For a promising athlete three months from beginning his junior year, it was that moment, and those moments over the continuing weeks, that put everything into perspective.
“Last year was a super rough year for me,” Larson said. “There were days of practice I would just about quit. I really wasn’t sure what I was doing here anymore. I ended up getting a job working construction and what I learned was you can’t grow up too fast. I am lucky enough to have the opportunity to be a college athlete and do something I enjoy.”
With a new outlook, the Brenham product has shined to open the 2016 indoor season. At the LSU Purple Tiger Invitational, Larson broke the school record, clearing 17 feet, 5 ½ inches, placing him No. 10 nationally. One week later, he grabbed the top spot at the Texas A&M Team Invitational.

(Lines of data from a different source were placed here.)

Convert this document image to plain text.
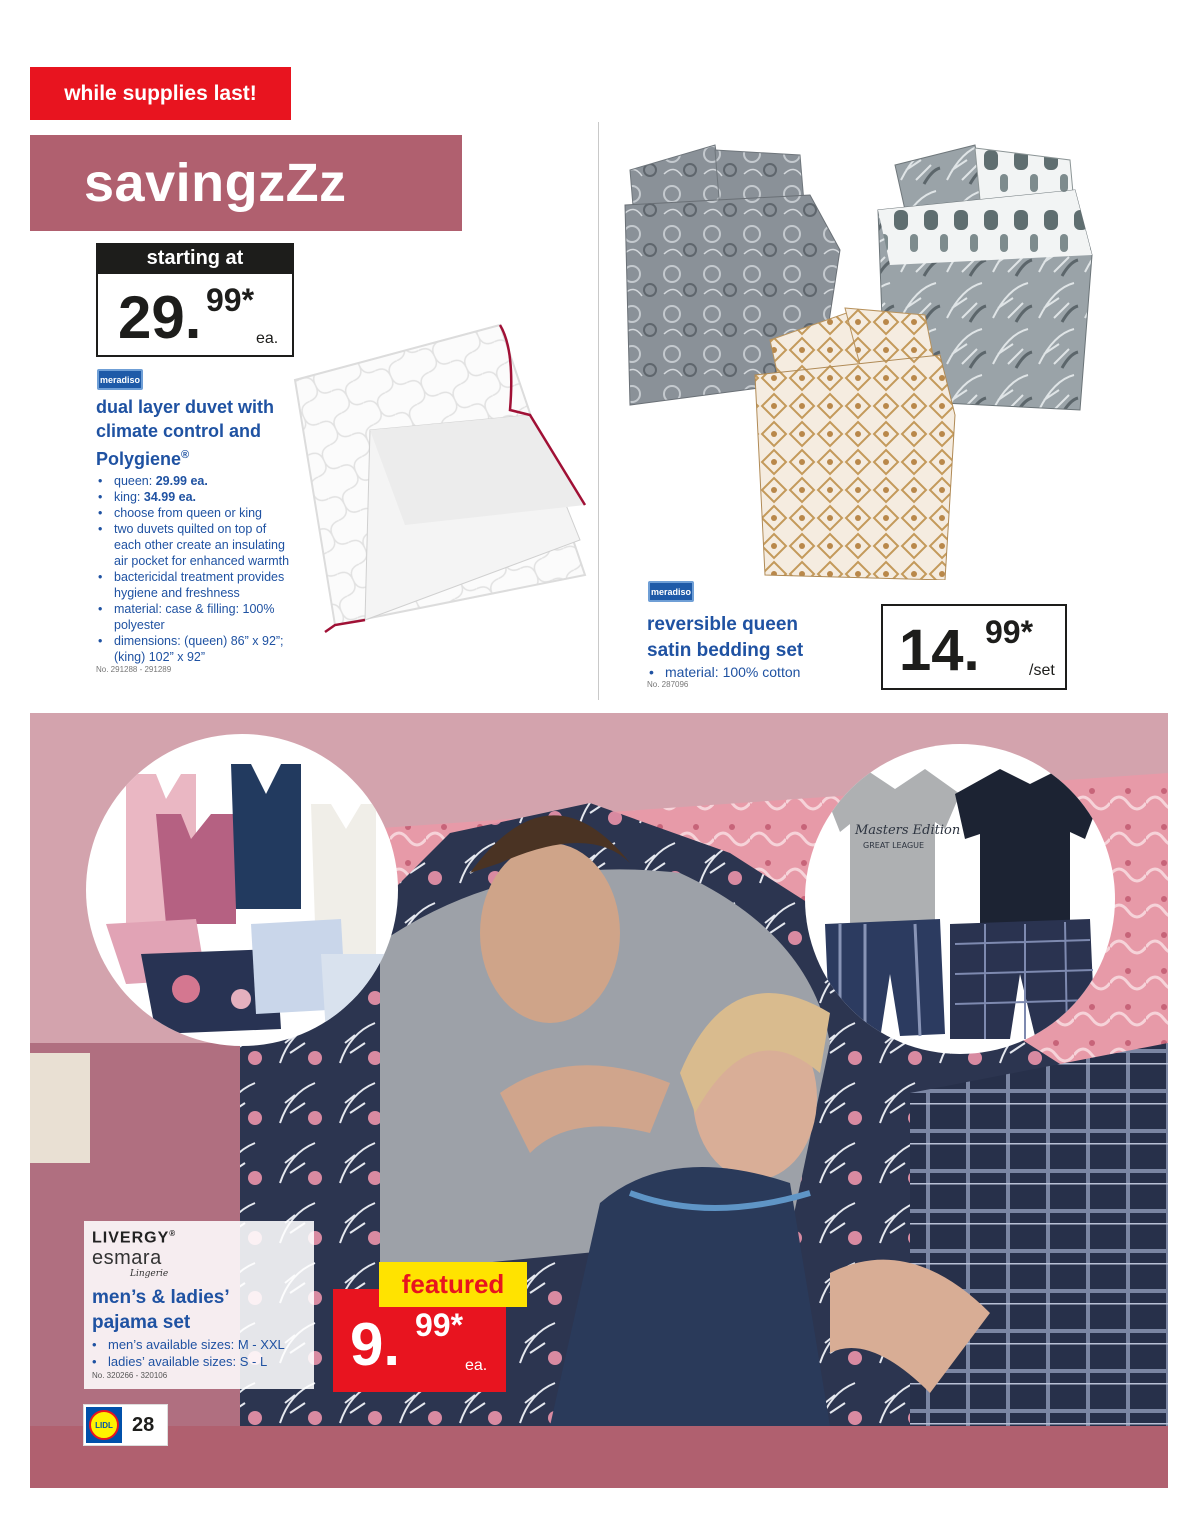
while supplies last!
savingzZz
starting at
29. 99*
ea.
meradiso
dual layer duvet with
climate control and
Polygiene®
• queen: 29.99 ea.
• king: 34.99 ea.
• choose from queen or king
• two duvets quilted on top of each other create an insulating air pocket for enhanced warmth
• bactericidal treatment provides hygiene and freshness
• material: case & filling: 100% polyester
• dimensions: (queen) 86” x 92”; (king) 102” x 92”
No. 291288 - 291289
meradiso
reversible queen
satin bedding set
• material: 100% cotton
No. 287096
14. 99*
/set
Masters Edition
GREAT LEAGUE
LIVERGY®
esmara
Lingerie
men’s & ladies’
pajama set
• men’s available sizes: M - XXL
• ladies’ available sizes: S - L
No. 320266 - 320106	9. 99*
ea.
featured
LIDL 28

“I don’t look at the records and standings,” Larson said. “It sound weird, and everyone has their own motivation, but when I go out, I am just pole vaulting for me. If I set a record or go up in the ranking on the way there, that’s great, but I am just here having fun. That’s what I learned over the summer – just enjoy it.”
Despite etching his name among the nation’s elite heading into the third meet, Larson was not particularly dominant at Brenham High School or highly recruited, but was offered a scholarship by Sam Houston based on the potential the Bearkats’ staff saw.

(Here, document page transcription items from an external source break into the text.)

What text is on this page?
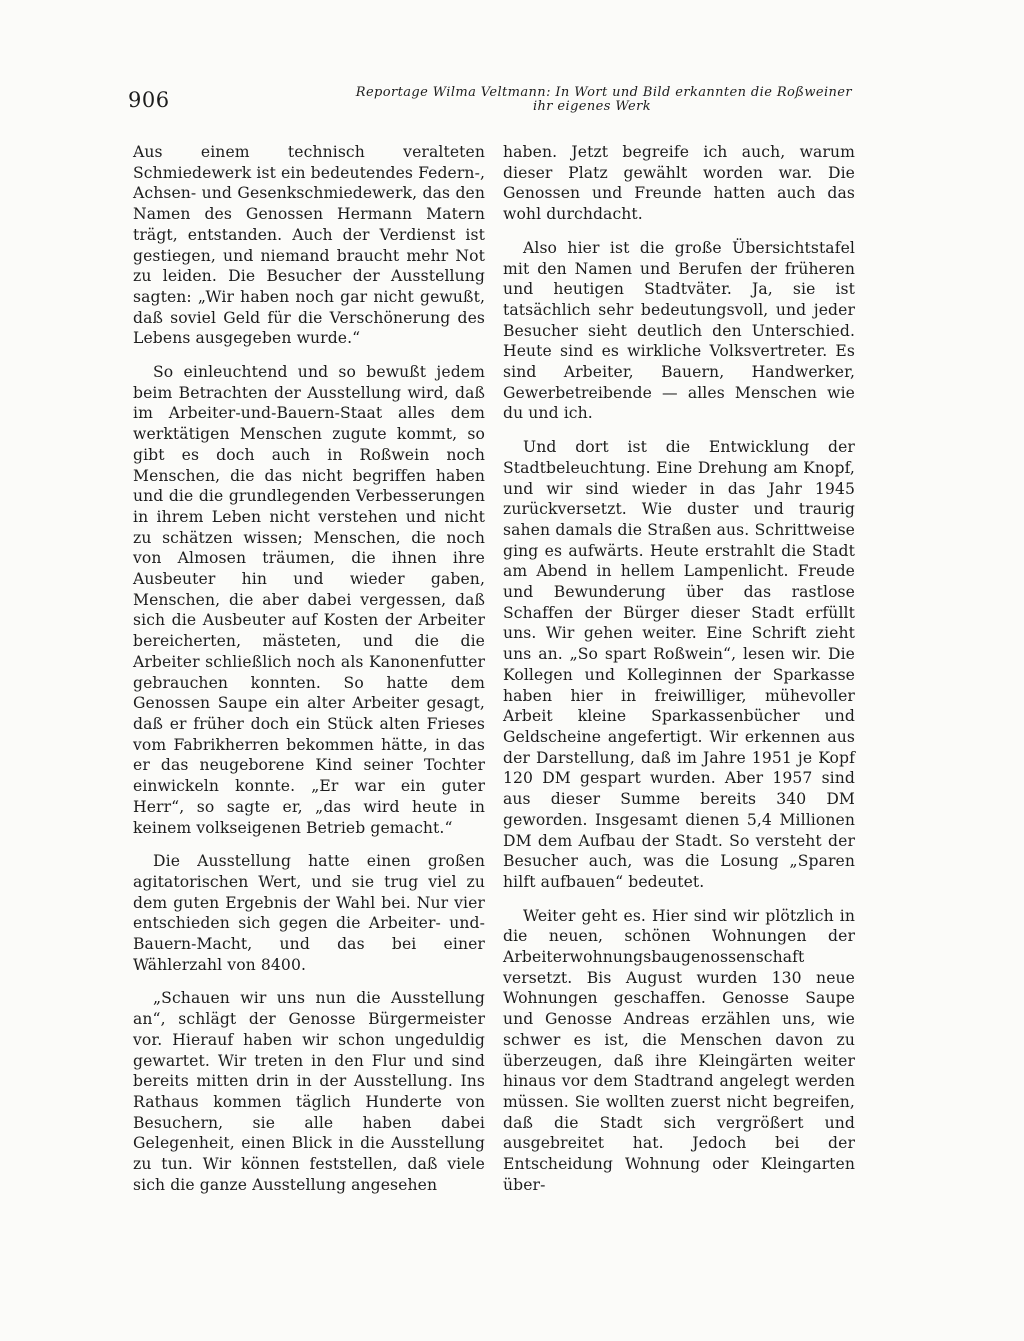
906	Reportage Wilma Veltmann: In Wort und Bild erkannten die Roßweiner
ihr eigenes Werk

Aus einem technisch veralteten Schmiedewerk ist ein bedeutendes Federn-, Achsen- und Gesenkschmiedewerk, das den Namen des Genossen Hermann Matern trägt, entstanden. Auch der Verdienst ist gestiegen, und niemand braucht mehr Not zu leiden. Die Besucher der Ausstellung sagten: „Wir haben noch gar nicht gewußt, daß soviel Geld für die Verschönerung des Lebens ausgegeben wurde.“

So einleuchtend und so bewußt jedem beim Betrachten der Ausstellung wird, daß im Arbeiter-und-Bauern-Staat alles dem werktätigen Menschen zugute kommt, so gibt es doch auch in Roßwein noch Menschen, die das nicht begriffen haben und die die grundlegenden Verbesserungen in ihrem Leben nicht verstehen und nicht zu schätzen wissen; Menschen, die noch von Almosen träumen, die ihnen ihre Ausbeuter hin und wieder gaben, Menschen, die aber dabei vergessen, daß sich die Ausbeuter auf Kosten der Arbeiter bereicherten, mästeten, und die die Arbeiter schließlich noch als Kanonenfutter gebrauchen konnten. So hatte dem Genossen Saupe ein alter Arbeiter gesagt, daß er früher doch ein Stück alten Frieses vom Fabrikherren bekommen hätte, in das er das neugeborene Kind seiner Tochter einwickeln konnte. „Er war ein guter Herr“, so sagte er, „das wird heute in keinem volkseigenen Betrieb gemacht.“

Die Ausstellung hatte einen großen agitatorischen Wert, und sie trug viel zu dem guten Ergebnis der Wahl bei. Nur vier entschieden sich gegen die Arbeiter- und-Bauern-Macht, und das bei einer Wählerzahl von 8400.

„Schauen wir uns nun die Ausstellung an“, schlägt der Genosse Bürgermeister vor. Hierauf haben wir schon ungeduldig gewartet. Wir treten in den Flur und sind bereits mitten drin in der Ausstellung. Ins Rathaus kommen täglich Hunderte von Besuchern, sie alle haben dabei Gelegenheit, einen Blick in die Ausstellung zu tun. Wir können feststellen, daß viele sich die ganze Ausstellung angesehen

haben. Jetzt begreife ich auch, warum dieser Platz gewählt worden war. Die Genossen und Freunde hatten auch das wohl durchdacht.

Also hier ist die große Übersichtstafel mit den Namen und Berufen der früheren und heutigen Stadtväter. Ja, sie ist tatsächlich sehr bedeutungsvoll, und jeder Besucher sieht deutlich den Unterschied. Heute sind es wirkliche Volksvertreter. Es sind Arbeiter, Bauern, Handwerker, Gewerbetreibende — alles Menschen wie du und ich.

Und dort ist die Entwicklung der Stadtbeleuchtung. Eine Drehung am Knopf, und wir sind wieder in das Jahr 1945 zurückversetzt. Wie duster und traurig sahen damals die Straßen aus. Schrittweise ging es aufwärts. Heute erstrahlt die Stadt am Abend in hellem Lampenlicht. Freude und Bewunderung über das rastlose Schaffen der Bürger dieser Stadt erfüllt uns. Wir gehen weiter. Eine Schrift zieht uns an. „So spart Roßwein“, lesen wir. Die Kollegen und Kolleginnen der Sparkasse haben hier in freiwilliger, mühevoller Arbeit kleine Sparkassenbücher und Geldscheine angefertigt. Wir erkennen aus der Darstellung, daß im Jahre 1951 je Kopf 120 DM gespart wurden. Aber 1957 sind aus dieser Summe bereits 340 DM geworden. Insgesamt dienen 5,4 Millionen DM dem Aufbau der Stadt. So versteht der Besucher auch, was die Losung „Sparen hilft aufbauen“ bedeutet.

Weiter geht es. Hier sind wir plötzlich in die neuen, schönen Wohnungen der Arbeiterwohnungsbaugenossenschaft versetzt. Bis August wurden 130 neue Wohnungen geschaffen. Genosse Saupe und Genosse Andreas erzählen uns, wie schwer es ist, die Menschen davon zu überzeugen, daß ihre Kleingärten weiter hinaus vor dem Stadtrand angelegt werden müssen. Sie wollten zuerst nicht begreifen, daß die Stadt sich vergrößert und ausgebreitet hat. Jedoch bei der Entscheidung Wohnung oder Kleingarten über-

“He didn’t vault real well in high school but he had a good end to his senior year,” eighth-year track and field coach David Self said. “He cleared 14 feet, 6 inches, or somewhere in there and he probably hit 15-3 at the state meet but he has a lot of things you can’t coach.”
Larson, who was a multi-sport athlete in high school, and drew a look from the Kats based on his 6-1 stature and speed, was invited to the Huntsville campus, where he immediately clicked with the staff and their way of coaching.
“Our coaches don’t talk down to you or yell at you,” Larson said. “They motivate you to push yourself and that’s how I train. They showed that they did that really well when I came on my recruiting trip and that’s when I realized I wanted to be here.”
Included in the coaching mix is pole vaulting coach Cutter Bernhard, a former three-year team captain for the Bearkats as a vaulter, and as a 2012 graduate of the program, someone who has served more of a big brother role for Larson.
“He’s a great kid and I say ‘kid,’ but he’s not that much younger than I am,” Bernhard said. “We get along very well. It’s more of a big brother-little brother relationship. He’s one of the easiest people to coach. With him, it’s more about working at it together, coming up with a conclusion and moving forward together.”
With the demands that come along with being a student-athlete, including the constant mental and physical drive associated with focusing on one event, Larson credits Bernhard with his ability to make the experience an enjoyable one.
“I can definitely say I wouldn’t be where I am today without Cutter,” Larson said. “He’s brought me a long way. I remember one summer, we did a lot of training together, traveling to meets together and became friends. It helps in the training process and makes practice easier, more fun and that’s what it comes down to.”
As a kid who was talented in doing tricks on the trampoline, Larson sought his mother’s advice and gave the pole vault a shot in eighth grade. His experience and success in the event have grown over the years, while the reason for competing has been constant.
“When you do something for eight years, you’ve got to have fun,” said Larson. “I enjoy it so much, I am just doing it for a good time.”
Sam Houston closes out the indoor season Feb. 15-16 at the Southland Conference championships from the Birmingham CrossPlex in Birmingham, Ala.